The Granoffs’ rebuttal:

This argument has little merit because it is the weapon’s actual effect—not the intent of its designer—that is relevant.

Argument (basically just a way for the United States to attack the above argument from another angle):

The United States argues that the explosive, heat, and blast effects of a nuclear weapon are the primary effects, while radiation is only a “byproduct”. … The 1925 Geneva Protocol [set] forth prohibitions against asphyxiating, poisonous … gases … liquids, materials, and devices. The United States argues that these rules were only intended to cover weapons that kill by inhalation or other means of absorption of poison … and do not apply to nuclear weapons, which kill primarily through explosion.

This is legalizing at it worse. The Granoffs’ rebuttal:

[It shouldn't] matter whether the weapon injures by going into the body or poisons it by other means. Such arguments are designed to defeat the very purpose of international humanitarian law, which is to put limits on the extent and manner of injuries in armed conflicts.

Argument:

The United States argues that, even if it would be unlawful to use nuclear weapons first, a state could properly use them to respond to another state’s use of such weapons in order to terminate unlawful actions.

Rebuttal:

It is implausible that a nuclear weapon could be used in such a manner that is proportionate to the provocation and that meets internationally accepted conditions for lawfulness, which prohibit reprisals against … civilian populations, civilian property and infrastructure, cultural objects and places of worship, objects indispensable to the survival of the civilian population [not to mention] the natural environment.

Argument:

The United States argues that no categorical judgments can be made as to the lawfulness of using nuclear weapons, but rather that each potential use has to be evaluated on its own merits.

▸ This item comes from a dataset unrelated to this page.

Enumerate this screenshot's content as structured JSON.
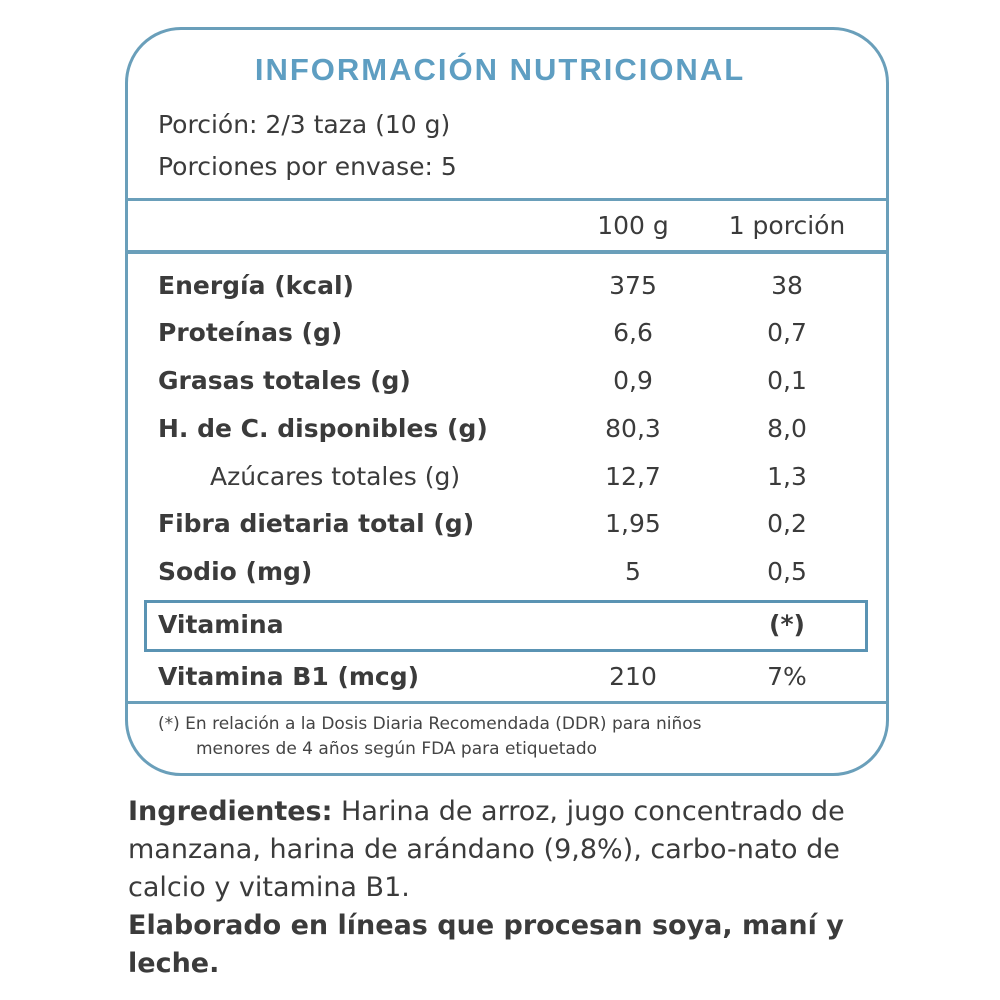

Rebuttal (at this point the Granoffs are shooting ducks in a pond):

This position is not tenable because, under current US procedures in crisis conditions, the United States would not have enough time to weigh the legality—let alone the morality—of launching nuclear weapons.

Next, the United States pushes its luck. Argument:

The United States, at times, characterizes the court’s decision in the [1996 International Court ruling] as upholding the lawfulness of the use of, and threat to use, nuclear weapons.

Rebuttal:

This is simply inaccurate. … The only ambiguity was that the court did not determine, based on evidence presented, whether the general illegality of nuclear weapons rules out marginal cases (for example, use in remote areas) and whether the threat or use of nuclear weapons would be lawful or unlawful in all possible cases involving the very survival of a state. The lawyers for nuclear weapon states presented hypothetical uses, such as a low-yield weapon used against a warship at sea, or against enemy troops in a sparsely populated area. While the court’s decision was unclear on some points, it was decisive in stating that a state’s right of self-defense, even in “extreme” circumstances, is always subject to international humanitarian law.

Finally, the unkindest cut of all by the International Court of Justice, which

… concluded that it is unlawful for a state to threaten to do that which would be unlawful [use nuclear weapons]. … This conclusion has significant consequences for nuclear deterrence policy, which is founded entirely on a threat—and is therefore inconsistent with international humanitarian law. The rationale that such a threat is necessary, to ensure that nuclear weapons will never be used, does not rectify the illegality of the threat.

Thus, not only is the possession and use of weapons illegal, but the doctrine of deterrence that justifies their existence.

But, even if its disregard for international institutions has eased since the Bush years, does the United States care about any of this? After all, post-nuclear holocaust, there may not even be a court left standing to prosecute the United States for war crimes. Thus, with the use of nuclear weapons, the United States would not only dethrone the all-time king of war crimes — Nazi Germany — but likely evade the trials to which many Nazis were subjected for theirs.